In 1983, the Environmental Advisory Committee recommended that the town form a shade tree committee to oversee and support Belmont’s tree inventory. The Shade Tree Committee has been working diligently for 38 years. Of note, the committee has been instrumental in embedding new tree plantings in all Community Preservation Act grants to parks, including Grove Street, Pequossette, and Town Field, and has consulted on the new high school and the community path. 

Years ago, the Shade Tree Committee made a list of “Distinguished Trees” and in 2017 this was renamed “Notable Trees.” The list catalogs impressive specimen trees to enjoy on a drive or walk around town.
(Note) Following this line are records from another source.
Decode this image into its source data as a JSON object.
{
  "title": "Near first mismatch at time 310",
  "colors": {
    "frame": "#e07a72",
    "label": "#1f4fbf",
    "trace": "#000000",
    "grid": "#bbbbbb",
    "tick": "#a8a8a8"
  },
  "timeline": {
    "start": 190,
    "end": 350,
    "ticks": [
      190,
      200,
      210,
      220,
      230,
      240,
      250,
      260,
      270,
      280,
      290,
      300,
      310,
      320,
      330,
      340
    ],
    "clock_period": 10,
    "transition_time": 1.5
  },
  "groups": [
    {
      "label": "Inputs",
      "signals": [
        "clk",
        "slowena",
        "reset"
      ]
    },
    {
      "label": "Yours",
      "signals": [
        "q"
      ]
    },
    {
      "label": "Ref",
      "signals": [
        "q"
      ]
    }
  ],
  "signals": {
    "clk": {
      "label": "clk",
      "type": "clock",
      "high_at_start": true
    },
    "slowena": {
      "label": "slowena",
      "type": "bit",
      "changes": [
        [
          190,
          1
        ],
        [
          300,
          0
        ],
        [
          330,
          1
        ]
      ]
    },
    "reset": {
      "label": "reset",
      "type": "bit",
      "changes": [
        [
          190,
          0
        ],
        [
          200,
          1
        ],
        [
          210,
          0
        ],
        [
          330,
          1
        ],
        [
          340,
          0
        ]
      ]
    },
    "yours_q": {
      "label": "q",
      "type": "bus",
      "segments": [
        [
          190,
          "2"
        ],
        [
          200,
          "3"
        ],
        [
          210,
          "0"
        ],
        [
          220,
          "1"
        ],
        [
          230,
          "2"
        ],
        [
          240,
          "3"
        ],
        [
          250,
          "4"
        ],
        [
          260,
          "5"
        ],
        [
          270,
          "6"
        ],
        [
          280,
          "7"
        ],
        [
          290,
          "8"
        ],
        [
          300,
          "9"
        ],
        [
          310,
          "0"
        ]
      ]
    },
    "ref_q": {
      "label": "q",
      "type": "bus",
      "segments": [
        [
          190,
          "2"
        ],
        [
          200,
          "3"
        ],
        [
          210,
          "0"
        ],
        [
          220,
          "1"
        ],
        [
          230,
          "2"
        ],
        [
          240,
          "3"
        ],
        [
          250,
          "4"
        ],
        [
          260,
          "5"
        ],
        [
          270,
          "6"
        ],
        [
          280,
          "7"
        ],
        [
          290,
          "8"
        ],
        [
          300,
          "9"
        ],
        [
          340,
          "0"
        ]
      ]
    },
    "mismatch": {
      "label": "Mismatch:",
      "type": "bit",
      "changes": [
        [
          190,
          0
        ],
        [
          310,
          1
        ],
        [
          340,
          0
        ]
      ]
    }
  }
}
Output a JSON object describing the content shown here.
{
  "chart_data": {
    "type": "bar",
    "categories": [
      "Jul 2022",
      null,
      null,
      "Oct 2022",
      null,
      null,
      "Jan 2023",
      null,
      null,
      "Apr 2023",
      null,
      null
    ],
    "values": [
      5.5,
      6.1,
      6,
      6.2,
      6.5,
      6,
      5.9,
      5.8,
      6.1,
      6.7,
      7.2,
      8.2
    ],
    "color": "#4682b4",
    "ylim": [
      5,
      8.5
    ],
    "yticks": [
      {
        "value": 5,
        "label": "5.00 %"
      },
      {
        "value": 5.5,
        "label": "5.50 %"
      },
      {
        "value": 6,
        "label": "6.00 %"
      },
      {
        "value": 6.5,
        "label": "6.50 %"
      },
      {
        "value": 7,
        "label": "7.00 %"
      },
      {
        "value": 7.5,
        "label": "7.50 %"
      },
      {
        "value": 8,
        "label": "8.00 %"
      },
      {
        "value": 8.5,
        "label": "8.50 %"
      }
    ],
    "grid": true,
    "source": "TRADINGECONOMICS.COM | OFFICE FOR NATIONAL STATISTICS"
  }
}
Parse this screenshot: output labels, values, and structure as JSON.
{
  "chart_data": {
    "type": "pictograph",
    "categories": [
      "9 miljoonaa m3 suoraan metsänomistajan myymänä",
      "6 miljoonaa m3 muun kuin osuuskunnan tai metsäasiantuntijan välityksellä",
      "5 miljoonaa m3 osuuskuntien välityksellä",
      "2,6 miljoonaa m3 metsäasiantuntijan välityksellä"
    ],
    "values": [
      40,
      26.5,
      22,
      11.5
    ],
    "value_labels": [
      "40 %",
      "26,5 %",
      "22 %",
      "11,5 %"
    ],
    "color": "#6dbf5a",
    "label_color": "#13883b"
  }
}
The list is available on the Shade Tree Committee website. 

Asplundh Tree Expert LLC, the local branch of a company from Willow Grove, PA, has maintained our street trees by removing and trimming them for almost 25 years. The company also assists Belmont Light with municipal power utility tree concerns. You can imagine how they are needed after a typical nor’easter. And we would be remiss if we failed to recall that both Kelly Brothers and the Hartney Greymont tree company recently donated a full crew for a day to prune all the trees on the library grounds, as did Kelly Brothers.

How to keep Belmont’s trees healthy

Considering the vital role our trees play in making Belmont attractive and enhancing our town of homes, we must do what we can to maintain our arboreal assets. 

Here are ways to protect and prolong the lives of your trees.

  • Avoid parking on the road verge (hell strip). 
  • Water the trees on your street regularly in dry spells.
  • Avoid paving over tree roots.
  • Pick up as many of the chunks of road salt that you can after a winter storm since the salt damages trees as it dissolves.
  • Celebrate our trees! We are lucky to have such a beautiful town richly endowed with such a diverse, valuable urban forest.